How to add tune-up races to my plan?
1. Insert the Tune-Up Race into the Schedule
- Open your Final Surge calendar: Navigate to your training log calendar within the Final Surge app.
- Create a new event: You'll need to create a new workout or event to represent the race.
- Add the race details: Enter the date, time, and any relevant details about the race.
- Save the event: Save the new event to your calendar.
2. Adjust the Week of the Race (Race Week)
The race itself will likely replace your hard workout for that week.
If the race is a 5K/10K:
Sample week structure:
- Mon – Easy run or rest
- Tue – Light interval workout (reduced volume, e.g., 4 x 400m at 5K pace)
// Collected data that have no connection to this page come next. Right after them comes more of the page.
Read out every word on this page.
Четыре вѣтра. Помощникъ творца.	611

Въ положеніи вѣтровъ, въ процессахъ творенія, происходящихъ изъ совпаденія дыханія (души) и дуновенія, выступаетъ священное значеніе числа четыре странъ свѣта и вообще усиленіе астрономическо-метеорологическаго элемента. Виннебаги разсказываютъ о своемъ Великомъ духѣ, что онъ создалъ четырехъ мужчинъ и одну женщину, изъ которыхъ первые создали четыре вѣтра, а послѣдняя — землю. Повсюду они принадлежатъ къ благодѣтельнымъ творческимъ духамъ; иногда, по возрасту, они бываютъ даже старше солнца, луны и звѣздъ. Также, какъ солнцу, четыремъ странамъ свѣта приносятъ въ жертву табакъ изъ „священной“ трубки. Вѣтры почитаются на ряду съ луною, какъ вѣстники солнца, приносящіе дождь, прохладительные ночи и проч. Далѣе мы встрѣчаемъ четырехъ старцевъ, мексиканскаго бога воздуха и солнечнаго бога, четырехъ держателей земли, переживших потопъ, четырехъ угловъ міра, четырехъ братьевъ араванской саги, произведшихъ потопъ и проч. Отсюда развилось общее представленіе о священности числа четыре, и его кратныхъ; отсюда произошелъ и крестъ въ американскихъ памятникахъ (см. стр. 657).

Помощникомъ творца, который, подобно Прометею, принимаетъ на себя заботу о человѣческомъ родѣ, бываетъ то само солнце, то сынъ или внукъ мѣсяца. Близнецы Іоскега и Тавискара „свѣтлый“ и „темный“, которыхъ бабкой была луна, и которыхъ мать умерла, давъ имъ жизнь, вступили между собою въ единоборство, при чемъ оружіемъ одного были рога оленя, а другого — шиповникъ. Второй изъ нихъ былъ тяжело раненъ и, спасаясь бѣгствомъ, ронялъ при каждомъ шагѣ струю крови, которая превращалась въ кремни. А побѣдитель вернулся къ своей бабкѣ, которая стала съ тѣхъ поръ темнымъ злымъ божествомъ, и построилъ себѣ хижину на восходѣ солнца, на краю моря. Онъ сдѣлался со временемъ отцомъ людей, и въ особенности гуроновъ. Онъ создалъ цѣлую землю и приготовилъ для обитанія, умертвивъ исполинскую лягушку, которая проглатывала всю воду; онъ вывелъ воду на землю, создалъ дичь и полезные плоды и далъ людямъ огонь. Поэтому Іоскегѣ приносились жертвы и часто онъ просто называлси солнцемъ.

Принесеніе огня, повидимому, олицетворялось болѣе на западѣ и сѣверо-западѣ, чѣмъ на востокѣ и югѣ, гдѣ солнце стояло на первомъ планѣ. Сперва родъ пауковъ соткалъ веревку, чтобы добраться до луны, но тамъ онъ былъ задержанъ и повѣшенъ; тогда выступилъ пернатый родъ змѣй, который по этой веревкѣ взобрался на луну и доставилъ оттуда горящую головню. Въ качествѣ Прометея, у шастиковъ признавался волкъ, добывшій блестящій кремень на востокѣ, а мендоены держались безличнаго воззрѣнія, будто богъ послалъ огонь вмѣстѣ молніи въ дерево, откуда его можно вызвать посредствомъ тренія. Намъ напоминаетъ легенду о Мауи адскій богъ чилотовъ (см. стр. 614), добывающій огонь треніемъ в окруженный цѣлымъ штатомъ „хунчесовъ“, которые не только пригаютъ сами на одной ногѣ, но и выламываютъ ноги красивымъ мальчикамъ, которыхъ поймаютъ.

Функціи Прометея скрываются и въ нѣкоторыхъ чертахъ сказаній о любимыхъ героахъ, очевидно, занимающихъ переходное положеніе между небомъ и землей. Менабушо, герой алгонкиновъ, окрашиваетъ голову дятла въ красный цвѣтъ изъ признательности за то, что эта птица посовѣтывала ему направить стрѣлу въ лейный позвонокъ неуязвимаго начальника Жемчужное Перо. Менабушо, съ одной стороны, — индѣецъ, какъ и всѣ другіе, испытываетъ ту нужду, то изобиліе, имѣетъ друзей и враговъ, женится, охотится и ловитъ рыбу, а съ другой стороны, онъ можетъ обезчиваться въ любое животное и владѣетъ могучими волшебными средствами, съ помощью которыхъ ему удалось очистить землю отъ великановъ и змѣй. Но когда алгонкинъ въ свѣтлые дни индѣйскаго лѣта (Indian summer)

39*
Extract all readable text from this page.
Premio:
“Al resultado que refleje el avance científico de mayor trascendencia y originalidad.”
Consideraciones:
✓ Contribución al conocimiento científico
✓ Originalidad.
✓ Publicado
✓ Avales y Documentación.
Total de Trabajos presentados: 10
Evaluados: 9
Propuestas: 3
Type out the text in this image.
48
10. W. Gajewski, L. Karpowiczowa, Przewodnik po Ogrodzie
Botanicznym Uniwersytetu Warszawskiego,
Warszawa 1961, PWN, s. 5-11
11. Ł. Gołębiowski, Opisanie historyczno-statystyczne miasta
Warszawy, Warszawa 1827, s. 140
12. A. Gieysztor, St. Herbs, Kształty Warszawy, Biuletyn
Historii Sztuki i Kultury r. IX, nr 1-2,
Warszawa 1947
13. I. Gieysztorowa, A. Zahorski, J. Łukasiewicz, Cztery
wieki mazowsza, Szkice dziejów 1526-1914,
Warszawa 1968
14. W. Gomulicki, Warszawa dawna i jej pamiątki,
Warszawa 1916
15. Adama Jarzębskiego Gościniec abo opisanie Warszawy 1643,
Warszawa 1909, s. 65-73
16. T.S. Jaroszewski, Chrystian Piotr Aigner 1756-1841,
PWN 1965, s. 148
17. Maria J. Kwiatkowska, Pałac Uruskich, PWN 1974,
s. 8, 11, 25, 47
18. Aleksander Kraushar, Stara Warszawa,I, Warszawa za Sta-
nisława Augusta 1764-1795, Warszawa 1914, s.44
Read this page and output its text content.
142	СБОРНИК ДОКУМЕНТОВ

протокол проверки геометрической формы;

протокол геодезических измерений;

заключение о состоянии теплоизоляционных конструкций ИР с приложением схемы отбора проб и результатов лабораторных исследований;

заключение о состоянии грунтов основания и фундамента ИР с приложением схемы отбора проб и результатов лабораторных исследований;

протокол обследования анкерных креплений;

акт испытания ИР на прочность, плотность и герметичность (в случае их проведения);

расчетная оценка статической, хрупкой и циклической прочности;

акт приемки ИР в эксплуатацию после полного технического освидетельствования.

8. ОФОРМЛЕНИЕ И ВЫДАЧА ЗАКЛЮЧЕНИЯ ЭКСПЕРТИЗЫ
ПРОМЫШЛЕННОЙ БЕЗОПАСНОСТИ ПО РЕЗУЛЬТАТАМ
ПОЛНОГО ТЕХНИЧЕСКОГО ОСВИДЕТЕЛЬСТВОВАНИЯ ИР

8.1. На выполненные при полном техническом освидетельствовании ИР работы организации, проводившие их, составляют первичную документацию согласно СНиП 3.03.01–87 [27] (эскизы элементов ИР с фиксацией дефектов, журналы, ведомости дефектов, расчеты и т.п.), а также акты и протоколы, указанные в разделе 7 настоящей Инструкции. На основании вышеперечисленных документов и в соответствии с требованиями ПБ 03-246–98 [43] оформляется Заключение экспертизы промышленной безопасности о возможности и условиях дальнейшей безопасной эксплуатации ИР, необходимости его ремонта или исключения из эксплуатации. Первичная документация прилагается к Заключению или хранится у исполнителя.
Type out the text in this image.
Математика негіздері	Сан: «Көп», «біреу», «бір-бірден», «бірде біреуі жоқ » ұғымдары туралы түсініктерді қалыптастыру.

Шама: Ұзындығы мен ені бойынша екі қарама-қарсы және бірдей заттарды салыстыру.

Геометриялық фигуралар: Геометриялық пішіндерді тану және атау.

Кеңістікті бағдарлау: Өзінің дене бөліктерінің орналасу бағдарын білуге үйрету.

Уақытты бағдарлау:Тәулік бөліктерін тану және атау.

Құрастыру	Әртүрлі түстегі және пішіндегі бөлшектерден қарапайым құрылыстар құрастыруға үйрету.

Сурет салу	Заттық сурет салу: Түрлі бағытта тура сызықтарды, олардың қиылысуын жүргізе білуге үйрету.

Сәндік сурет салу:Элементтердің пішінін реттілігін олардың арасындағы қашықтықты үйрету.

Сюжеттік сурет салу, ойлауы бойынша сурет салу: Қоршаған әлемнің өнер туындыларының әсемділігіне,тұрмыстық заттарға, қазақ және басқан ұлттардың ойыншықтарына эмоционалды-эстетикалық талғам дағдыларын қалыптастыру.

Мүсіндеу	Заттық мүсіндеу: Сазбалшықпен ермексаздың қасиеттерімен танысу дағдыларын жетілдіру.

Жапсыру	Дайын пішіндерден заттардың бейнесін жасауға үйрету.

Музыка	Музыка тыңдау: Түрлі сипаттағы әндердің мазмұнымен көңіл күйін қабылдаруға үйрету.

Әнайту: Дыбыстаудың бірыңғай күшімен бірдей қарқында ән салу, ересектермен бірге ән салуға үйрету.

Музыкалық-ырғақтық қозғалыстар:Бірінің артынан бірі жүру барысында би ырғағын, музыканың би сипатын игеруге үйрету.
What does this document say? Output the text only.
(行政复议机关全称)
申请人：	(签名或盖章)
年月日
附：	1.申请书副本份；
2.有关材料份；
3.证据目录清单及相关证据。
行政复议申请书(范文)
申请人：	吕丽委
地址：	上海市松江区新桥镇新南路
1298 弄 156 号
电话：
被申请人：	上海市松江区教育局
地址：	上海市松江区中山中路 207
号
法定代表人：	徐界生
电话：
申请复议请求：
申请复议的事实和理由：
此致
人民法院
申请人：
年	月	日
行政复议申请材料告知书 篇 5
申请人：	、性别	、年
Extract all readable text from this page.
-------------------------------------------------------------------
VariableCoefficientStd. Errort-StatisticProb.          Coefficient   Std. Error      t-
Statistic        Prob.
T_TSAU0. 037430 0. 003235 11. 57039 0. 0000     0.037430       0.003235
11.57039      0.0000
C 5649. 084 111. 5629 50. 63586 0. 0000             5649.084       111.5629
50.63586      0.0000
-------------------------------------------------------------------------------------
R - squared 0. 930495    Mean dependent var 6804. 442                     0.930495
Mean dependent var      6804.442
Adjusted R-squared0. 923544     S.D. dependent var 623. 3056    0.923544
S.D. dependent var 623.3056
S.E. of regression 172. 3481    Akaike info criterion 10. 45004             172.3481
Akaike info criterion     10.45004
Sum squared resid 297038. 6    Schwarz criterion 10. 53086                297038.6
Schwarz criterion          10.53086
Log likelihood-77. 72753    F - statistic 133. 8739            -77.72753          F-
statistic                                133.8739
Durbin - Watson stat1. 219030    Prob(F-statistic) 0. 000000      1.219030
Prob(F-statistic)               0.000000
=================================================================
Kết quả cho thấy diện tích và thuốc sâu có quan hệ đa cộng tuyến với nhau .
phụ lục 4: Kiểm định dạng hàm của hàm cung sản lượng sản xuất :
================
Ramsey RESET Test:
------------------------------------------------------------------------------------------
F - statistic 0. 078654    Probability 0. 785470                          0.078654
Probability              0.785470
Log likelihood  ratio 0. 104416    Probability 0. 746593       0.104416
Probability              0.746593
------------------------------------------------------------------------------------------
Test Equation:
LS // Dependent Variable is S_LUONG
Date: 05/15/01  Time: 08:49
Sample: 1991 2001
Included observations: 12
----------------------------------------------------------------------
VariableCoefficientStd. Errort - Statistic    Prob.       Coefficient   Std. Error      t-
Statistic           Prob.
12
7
- Wed – Easy run or cross-training
- Thu – Easy run + strides
- Fri – Rest or short shakeout jog
- Sat – Tune-up race
- Sun – Short long run or recovery run
If the race is a half marathon:
Treat it closer to a race simulation and taper more.
- Reduce intensity starting 3–4 days prior.
- Include short strides or pickups to keep legs sharp.
3. Adjust the Week After the Race
How much to scale back depends on race intensity and distance:
Race Distance | Post-Race Monday | Tuesday | Wednesday |
---|---|---|---|
5K | Easy or rest | Light run | Resume normal |
10K | Easy or rest | Easy | Resume normal |
Half Marathon | Rest | Light jog | Short aerobic |
Avoid jumping back into speed work until at least mid-week. Watch for fatigue and adjust based on how you feel.